The true answer never exceeds 1; Euler screams past \pm 100 within a few steps. The cure is not a fancier explicit method — RK4 has its own (larger, but still finite) stability limit and will blow up too if pushed. The cure is an implicit method, next.

Backward (implicit) Euler evaluates the slope at the arrival point instead of the departure point:

y_{n+1} = y_n + h\,f(t_{n+1},\, y_{n+1}).

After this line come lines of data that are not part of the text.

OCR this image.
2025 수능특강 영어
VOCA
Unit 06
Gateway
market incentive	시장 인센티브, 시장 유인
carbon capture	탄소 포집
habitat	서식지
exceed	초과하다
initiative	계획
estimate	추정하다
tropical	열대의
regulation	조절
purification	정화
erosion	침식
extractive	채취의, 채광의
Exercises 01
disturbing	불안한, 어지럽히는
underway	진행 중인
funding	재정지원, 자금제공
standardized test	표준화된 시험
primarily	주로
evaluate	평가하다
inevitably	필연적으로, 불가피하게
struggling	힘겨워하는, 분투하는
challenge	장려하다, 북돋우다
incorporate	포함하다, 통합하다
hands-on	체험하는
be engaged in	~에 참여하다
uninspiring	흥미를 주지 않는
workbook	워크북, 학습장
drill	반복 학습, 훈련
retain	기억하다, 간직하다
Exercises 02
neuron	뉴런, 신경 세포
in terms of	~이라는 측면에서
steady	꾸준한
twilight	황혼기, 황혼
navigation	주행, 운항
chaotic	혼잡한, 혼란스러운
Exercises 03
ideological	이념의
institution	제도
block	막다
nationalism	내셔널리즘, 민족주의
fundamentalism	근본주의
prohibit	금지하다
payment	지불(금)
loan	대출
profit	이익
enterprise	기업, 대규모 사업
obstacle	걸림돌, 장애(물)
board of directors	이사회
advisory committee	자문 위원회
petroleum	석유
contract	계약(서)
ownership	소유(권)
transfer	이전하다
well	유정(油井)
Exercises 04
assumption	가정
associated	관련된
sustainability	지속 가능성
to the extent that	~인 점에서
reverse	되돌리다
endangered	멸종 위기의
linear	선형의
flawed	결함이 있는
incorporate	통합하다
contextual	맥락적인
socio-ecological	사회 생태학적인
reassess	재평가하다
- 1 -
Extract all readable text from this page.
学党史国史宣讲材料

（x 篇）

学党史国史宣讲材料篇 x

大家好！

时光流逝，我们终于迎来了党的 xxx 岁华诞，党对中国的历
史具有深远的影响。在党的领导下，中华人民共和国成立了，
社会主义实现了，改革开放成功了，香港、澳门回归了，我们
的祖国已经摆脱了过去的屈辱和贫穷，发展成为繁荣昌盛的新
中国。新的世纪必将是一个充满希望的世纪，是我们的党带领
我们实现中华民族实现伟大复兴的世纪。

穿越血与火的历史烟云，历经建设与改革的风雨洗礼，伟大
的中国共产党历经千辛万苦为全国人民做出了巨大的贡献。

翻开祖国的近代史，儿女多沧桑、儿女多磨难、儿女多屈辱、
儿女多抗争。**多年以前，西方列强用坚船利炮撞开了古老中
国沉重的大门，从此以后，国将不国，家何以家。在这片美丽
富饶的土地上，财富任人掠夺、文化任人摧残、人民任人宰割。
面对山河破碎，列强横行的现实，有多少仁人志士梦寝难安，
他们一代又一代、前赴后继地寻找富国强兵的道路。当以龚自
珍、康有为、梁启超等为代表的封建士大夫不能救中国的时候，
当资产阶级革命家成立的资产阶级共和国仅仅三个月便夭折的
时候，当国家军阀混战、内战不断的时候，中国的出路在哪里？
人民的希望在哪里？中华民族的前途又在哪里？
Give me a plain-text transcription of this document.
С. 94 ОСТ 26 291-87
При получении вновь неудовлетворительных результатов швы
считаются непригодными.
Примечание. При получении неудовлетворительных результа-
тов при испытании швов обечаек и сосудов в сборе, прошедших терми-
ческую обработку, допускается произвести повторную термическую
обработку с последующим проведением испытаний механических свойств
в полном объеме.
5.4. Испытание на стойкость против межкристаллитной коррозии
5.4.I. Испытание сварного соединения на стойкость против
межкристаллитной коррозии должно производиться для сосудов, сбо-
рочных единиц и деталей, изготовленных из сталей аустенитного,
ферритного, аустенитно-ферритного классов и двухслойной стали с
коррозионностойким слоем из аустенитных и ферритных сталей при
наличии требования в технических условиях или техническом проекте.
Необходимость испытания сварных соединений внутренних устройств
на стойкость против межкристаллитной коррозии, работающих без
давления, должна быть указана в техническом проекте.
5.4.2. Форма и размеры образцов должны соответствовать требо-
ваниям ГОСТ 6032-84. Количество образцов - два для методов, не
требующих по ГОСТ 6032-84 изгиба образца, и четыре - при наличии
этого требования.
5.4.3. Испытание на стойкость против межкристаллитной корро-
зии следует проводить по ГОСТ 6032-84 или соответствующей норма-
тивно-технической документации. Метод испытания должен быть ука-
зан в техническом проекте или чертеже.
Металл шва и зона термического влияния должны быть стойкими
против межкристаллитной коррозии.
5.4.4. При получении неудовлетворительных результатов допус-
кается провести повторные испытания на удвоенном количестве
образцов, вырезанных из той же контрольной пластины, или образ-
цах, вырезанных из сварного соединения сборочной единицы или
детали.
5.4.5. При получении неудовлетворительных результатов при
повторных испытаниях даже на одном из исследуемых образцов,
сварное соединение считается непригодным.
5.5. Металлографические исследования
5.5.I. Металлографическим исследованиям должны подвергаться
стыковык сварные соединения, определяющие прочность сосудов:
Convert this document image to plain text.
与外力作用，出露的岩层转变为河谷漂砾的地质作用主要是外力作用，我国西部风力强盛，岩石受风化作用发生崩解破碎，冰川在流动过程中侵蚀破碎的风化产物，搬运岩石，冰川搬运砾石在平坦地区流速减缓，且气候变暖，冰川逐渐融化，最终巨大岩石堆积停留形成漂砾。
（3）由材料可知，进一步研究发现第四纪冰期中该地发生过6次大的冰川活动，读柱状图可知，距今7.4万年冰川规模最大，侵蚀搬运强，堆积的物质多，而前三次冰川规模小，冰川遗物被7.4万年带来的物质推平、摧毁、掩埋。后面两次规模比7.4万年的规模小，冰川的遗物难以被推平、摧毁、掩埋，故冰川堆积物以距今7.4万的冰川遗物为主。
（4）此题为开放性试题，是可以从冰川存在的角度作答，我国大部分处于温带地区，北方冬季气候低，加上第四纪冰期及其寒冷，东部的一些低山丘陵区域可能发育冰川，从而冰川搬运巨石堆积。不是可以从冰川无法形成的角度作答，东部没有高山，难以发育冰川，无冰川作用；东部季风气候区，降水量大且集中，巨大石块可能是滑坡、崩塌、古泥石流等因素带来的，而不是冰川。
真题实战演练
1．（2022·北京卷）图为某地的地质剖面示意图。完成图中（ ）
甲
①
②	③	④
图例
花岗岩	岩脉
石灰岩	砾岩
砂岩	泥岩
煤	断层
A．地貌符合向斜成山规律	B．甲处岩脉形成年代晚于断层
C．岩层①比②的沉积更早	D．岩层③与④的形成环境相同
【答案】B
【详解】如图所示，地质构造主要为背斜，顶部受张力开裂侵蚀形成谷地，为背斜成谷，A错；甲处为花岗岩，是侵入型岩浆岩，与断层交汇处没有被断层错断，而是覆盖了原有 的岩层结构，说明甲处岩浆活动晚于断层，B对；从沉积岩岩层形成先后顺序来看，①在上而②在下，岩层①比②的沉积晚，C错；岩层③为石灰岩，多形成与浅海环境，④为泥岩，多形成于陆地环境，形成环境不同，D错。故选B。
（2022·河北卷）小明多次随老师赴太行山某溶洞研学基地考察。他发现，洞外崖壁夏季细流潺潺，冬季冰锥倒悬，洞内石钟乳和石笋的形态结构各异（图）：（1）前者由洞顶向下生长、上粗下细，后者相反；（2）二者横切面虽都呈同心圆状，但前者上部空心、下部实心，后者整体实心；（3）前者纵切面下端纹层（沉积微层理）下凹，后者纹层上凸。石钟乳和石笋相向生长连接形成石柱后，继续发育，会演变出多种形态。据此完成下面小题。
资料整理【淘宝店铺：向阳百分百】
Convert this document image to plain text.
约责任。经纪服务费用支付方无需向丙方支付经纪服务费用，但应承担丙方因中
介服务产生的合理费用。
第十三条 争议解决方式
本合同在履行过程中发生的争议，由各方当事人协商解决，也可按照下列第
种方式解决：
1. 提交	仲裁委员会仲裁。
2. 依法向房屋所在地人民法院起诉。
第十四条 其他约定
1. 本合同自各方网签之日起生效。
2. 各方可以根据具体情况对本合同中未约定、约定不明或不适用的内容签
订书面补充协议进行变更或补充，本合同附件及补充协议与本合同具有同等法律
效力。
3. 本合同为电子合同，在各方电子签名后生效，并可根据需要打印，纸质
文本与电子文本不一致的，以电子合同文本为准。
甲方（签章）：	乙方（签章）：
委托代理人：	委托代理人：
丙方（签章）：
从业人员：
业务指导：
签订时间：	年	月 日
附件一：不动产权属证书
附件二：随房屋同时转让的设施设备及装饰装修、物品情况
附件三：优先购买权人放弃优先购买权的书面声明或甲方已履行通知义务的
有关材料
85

Notice y_{n+1} appears on both sides — you must solve an equation (often a nonlinear one, via Newton's method) at every step, which is why implicit methods cost more per step. The payoff is enormous stability. For y'=-\lambda y the backward-Euler factor is 1/(1+\lambda h), whose magnitude is below 1 for every positive h: it is unconditionally stable and simply cannot blow up, no matter how stiff the problem or how large the step. Stiff systems — chemical kinetics with fast and slow reactions, electrical circuits with wildly separated time constants — are exactly where you pay for an implicit solver and are glad you did.